27/12/2012

G.R.S: The CIA bodyguard unit that safeguards officers and spies

The popular view of Central Intelligence Agency operations officers as gun-brandishing martial arts experts who can kill an adversary using their bare hands could not be further from the truth. Typically, CIA operatives are trained to avoid attracting attention while establishing useful, long-lasting relationships with foreign assets. Broadly speaking, guns are rarely used in day-to-day intelligence work. Increasingly, however, CIA case officers operating on counterterrorism assignments in the post-9/11 environment find themselves in warzones with a level of physical risk rarely encountered during the Cold War. CIA operations planners believe that case officers cannot properly run foreign assets while constantly having to worry about their personal safety, as well as the safety of their recruits. To address this problem, the CIA put together a new unit shortly after 9/11, which goes by the name Global Response Staff (GRS). An article published yesterday in The Washington Post provides the most detailed public examination of this new unit to date. The Post’s Greg Miller and Julie Tate, who authored the article, suggest that the GRS currently has around 250 members, about half of whom are detailed to CIA stations around the world at any given time.

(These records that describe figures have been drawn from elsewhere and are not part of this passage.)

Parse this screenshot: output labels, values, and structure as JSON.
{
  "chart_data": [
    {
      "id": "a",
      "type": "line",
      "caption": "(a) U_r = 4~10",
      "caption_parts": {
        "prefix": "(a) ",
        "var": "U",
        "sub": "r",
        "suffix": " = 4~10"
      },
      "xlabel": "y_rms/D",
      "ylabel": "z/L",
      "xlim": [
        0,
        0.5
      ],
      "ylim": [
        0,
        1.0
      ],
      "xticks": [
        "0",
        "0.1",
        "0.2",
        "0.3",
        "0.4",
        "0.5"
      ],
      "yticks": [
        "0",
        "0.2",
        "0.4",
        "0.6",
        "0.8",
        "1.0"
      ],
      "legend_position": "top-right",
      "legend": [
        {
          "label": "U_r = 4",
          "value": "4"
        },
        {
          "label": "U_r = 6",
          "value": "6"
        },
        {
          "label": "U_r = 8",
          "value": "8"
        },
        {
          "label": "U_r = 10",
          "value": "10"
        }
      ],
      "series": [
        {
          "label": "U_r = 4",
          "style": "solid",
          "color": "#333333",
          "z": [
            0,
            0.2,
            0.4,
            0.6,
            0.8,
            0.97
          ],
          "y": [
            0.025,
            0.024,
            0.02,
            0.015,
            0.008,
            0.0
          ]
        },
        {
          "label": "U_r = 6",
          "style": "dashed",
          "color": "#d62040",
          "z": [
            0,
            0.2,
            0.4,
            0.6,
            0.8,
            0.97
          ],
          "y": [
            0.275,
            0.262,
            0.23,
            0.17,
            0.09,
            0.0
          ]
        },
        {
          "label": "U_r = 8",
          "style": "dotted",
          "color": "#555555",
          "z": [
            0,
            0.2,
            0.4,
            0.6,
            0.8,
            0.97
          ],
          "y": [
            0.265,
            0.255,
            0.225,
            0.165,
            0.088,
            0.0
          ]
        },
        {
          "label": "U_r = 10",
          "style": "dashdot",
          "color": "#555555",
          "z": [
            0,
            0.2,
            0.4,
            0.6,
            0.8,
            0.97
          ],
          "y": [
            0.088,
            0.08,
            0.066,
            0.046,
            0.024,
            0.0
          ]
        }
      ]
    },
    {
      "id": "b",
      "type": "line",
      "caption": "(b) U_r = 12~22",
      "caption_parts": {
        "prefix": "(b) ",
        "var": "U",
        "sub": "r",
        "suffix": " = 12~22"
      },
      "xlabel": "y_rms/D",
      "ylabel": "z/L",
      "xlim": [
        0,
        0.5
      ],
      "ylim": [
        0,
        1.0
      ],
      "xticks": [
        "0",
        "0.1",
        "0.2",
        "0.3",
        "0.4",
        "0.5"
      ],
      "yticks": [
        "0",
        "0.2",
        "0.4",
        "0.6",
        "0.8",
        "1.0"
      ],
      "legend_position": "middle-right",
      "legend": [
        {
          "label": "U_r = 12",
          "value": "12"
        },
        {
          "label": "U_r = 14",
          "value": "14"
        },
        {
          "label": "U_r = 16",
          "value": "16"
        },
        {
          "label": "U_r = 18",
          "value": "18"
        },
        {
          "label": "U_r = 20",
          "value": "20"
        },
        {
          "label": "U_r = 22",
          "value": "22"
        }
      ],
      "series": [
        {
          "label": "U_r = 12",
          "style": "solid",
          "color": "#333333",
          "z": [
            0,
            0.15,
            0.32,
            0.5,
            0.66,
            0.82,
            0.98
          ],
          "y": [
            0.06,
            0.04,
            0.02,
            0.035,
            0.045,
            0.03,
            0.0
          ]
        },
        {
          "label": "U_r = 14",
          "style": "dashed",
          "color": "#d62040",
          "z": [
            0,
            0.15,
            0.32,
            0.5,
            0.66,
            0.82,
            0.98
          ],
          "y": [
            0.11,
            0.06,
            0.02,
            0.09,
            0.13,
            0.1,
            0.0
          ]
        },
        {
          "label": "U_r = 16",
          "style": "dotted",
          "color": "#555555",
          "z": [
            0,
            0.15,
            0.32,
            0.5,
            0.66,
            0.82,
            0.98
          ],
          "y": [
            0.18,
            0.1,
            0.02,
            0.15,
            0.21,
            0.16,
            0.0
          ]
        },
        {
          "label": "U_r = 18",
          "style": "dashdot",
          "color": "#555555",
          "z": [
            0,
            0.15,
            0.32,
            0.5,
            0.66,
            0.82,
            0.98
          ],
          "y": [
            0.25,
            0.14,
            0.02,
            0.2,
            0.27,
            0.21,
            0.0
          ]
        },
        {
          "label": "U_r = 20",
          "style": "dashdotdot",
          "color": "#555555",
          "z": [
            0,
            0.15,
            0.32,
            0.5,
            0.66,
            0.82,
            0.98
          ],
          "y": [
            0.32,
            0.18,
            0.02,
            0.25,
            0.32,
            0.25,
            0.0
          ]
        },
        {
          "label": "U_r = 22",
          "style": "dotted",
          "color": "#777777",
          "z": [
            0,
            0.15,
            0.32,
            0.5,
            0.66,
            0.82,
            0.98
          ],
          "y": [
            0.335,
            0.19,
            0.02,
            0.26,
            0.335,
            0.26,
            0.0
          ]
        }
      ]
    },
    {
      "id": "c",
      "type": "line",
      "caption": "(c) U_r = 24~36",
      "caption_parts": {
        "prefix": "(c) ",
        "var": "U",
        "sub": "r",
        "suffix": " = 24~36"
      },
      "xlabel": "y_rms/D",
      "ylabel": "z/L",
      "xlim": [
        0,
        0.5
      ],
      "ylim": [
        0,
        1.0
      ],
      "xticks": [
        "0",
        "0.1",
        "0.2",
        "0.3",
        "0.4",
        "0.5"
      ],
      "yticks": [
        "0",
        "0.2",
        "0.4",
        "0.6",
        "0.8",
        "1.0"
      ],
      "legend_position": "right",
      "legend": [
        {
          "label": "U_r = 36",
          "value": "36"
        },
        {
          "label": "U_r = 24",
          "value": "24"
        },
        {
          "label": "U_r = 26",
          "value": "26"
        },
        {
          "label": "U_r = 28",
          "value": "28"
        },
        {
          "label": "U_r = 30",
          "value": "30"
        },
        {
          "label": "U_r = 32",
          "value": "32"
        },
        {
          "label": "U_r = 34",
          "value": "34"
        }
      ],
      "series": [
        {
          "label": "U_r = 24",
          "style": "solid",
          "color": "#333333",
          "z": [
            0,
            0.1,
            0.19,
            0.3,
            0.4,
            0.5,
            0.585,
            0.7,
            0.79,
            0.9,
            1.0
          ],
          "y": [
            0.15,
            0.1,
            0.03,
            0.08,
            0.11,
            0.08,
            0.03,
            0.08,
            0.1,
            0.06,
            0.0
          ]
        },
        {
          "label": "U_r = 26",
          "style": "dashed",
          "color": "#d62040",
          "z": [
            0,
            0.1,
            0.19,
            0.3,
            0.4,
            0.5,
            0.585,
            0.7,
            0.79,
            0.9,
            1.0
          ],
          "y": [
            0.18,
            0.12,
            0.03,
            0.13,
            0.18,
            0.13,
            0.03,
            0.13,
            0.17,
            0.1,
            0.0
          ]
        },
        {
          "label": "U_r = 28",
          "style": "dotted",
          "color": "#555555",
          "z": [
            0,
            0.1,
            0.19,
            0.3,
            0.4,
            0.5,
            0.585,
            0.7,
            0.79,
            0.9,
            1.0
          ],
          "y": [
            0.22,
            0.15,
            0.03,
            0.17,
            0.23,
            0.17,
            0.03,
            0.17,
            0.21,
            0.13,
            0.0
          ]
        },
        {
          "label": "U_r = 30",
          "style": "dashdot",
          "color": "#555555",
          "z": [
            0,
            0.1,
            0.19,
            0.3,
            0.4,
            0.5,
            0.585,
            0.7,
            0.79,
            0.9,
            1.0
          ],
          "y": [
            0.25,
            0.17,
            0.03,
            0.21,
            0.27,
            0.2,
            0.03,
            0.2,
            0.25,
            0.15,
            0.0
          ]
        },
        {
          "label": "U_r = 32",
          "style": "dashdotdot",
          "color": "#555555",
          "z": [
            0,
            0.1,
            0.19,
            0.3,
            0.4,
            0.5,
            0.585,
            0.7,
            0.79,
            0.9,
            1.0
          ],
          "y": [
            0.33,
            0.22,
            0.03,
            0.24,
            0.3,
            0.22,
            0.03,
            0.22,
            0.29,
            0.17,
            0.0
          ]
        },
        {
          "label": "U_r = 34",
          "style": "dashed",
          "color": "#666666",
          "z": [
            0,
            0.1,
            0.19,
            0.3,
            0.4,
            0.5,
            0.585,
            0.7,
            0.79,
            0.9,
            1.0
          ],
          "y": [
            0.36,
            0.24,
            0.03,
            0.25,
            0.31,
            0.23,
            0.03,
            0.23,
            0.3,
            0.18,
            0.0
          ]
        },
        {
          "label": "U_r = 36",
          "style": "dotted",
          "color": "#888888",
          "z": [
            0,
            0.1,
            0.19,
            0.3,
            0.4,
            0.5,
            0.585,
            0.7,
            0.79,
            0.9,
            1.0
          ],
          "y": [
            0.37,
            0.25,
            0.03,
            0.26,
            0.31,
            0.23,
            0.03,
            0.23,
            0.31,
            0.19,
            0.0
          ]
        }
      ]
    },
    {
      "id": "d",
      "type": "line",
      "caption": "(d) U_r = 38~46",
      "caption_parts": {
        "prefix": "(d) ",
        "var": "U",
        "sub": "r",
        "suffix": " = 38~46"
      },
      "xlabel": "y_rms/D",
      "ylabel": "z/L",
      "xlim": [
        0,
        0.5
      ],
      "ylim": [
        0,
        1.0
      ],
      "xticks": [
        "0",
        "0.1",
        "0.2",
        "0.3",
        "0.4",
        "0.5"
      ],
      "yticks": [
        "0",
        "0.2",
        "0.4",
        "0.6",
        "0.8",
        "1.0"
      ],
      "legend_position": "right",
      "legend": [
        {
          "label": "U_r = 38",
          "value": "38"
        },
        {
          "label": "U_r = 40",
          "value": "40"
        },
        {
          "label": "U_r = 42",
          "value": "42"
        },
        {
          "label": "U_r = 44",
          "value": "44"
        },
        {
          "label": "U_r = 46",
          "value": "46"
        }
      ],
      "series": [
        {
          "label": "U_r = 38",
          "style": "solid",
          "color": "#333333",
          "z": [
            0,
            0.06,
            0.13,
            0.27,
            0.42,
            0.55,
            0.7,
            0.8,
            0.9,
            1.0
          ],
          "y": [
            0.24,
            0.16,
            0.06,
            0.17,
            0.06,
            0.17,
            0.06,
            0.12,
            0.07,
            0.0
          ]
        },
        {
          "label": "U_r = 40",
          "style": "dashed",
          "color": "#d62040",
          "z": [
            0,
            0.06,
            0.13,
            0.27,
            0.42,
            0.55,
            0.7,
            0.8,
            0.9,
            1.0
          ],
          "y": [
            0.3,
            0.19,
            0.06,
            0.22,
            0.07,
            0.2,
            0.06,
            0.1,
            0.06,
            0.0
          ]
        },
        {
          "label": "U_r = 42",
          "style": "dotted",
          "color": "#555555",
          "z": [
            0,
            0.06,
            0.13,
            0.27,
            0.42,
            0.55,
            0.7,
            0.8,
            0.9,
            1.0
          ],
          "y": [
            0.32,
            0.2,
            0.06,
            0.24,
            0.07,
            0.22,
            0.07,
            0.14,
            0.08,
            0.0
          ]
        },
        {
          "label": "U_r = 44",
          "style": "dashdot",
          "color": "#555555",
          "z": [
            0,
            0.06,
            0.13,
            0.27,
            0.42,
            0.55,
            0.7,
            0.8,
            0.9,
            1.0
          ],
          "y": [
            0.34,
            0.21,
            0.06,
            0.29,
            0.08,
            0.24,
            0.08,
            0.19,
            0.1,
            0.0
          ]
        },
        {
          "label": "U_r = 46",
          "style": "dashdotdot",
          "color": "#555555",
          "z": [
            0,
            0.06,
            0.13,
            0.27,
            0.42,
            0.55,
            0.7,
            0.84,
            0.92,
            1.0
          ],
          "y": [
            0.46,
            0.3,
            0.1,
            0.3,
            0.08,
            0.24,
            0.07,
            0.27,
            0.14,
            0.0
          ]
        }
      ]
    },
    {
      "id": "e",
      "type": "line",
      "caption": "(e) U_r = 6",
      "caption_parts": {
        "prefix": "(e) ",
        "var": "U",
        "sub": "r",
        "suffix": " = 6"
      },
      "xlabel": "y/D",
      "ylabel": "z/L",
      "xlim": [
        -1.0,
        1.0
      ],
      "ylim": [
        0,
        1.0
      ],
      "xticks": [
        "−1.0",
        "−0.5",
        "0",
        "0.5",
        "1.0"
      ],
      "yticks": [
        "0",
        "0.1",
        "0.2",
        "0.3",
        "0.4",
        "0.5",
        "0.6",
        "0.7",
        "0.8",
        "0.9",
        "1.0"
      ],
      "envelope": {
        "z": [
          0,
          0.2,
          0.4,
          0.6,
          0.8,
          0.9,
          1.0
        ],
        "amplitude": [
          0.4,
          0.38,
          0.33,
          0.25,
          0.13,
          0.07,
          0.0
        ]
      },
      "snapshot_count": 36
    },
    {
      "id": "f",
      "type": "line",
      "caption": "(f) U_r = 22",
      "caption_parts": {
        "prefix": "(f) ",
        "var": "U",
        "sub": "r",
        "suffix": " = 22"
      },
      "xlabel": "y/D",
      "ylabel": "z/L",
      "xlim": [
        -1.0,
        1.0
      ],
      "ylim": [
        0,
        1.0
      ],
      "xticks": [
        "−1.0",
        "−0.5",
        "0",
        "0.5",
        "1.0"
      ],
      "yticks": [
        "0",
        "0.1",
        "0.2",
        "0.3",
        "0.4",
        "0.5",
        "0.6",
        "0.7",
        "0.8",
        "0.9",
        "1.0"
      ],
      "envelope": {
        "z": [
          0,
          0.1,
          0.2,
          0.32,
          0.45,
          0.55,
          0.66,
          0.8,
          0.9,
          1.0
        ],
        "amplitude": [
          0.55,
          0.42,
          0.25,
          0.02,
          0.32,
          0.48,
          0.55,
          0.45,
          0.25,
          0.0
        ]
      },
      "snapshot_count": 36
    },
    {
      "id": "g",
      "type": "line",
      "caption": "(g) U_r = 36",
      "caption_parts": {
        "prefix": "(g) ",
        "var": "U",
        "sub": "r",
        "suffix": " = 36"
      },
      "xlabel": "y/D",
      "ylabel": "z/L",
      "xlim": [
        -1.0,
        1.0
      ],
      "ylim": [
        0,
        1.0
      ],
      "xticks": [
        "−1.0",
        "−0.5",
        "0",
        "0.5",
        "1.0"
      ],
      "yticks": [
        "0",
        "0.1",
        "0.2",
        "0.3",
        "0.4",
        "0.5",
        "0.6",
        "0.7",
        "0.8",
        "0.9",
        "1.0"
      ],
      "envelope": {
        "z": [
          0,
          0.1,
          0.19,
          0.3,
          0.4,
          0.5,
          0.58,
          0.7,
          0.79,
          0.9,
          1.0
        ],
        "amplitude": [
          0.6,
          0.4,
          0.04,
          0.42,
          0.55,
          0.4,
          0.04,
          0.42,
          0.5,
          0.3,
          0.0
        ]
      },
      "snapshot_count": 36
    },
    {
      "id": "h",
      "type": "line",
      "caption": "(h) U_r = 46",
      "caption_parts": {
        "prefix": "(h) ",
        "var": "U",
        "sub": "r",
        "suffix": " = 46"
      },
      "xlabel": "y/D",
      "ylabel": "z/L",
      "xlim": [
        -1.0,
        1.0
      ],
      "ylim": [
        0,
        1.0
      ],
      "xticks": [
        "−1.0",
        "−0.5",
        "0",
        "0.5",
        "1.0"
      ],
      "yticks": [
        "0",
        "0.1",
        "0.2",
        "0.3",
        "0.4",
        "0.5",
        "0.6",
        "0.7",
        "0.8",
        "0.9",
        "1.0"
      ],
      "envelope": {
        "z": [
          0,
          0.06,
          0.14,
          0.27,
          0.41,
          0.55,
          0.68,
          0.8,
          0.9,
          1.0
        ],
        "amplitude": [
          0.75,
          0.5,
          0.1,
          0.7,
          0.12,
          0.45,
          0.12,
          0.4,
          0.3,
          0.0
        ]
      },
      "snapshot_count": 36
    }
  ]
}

Most are contracted by the Agency as retired Special Forces officers, and only work three to four months a year for around $140,000. Recruitment is done largely by word of mouth. The Post quotes an unidentified former US intelligence official, who says that GRS recruits are not required to operate within the typical CIA operational framework:

Unlike their CIA colleagues, “they don’t learn languages, they’re not meeting foreign nationals and they’re not writing up intelligence reports”. Instead, they are expected to conduct “area familiarization” work, that is, mapping escape routes from places where CIA case officers meet their assets. They then escort the officers to the selected meeting locations, make first-contact with assets, patting them down to check for weapons or explosives, and providing “an envelope of security” so that case officers can operate in relative safety. Miller and Tate claim that GRS duty is considered one of the CIA’s “most dangerous assignments”, having cost the lives of at least five out of 14 CIA employees killed in the line of duty since 2009 alone. Two GRS members were killed last September in Benghazi, Libya, when the United States consulate there came under attack by al-Qaeda-linked militants. Three more lost their lives almost exactly three years ago in Khost, Afghanistan, when a double agent killed eight CIA officers in a suicide attack. The article suggests that Raymond Allen Davis, a CIA officer who was captured by Pakistani officials in 2011, after shooting two men who allegedly tried to rob him in Lahore, was also a GRS member. According to The Post, the new bodyguard unit is considered such a critical component of the CIA’s post-9/11 operations that fresh CIA recruits are now trained on how to interact with their GRS teams when operating abroad. The authors’ conclusion is that the new bodyguard unit is indicative of a “broader expansion” of the CIA’s paramilitary activities in the past decade.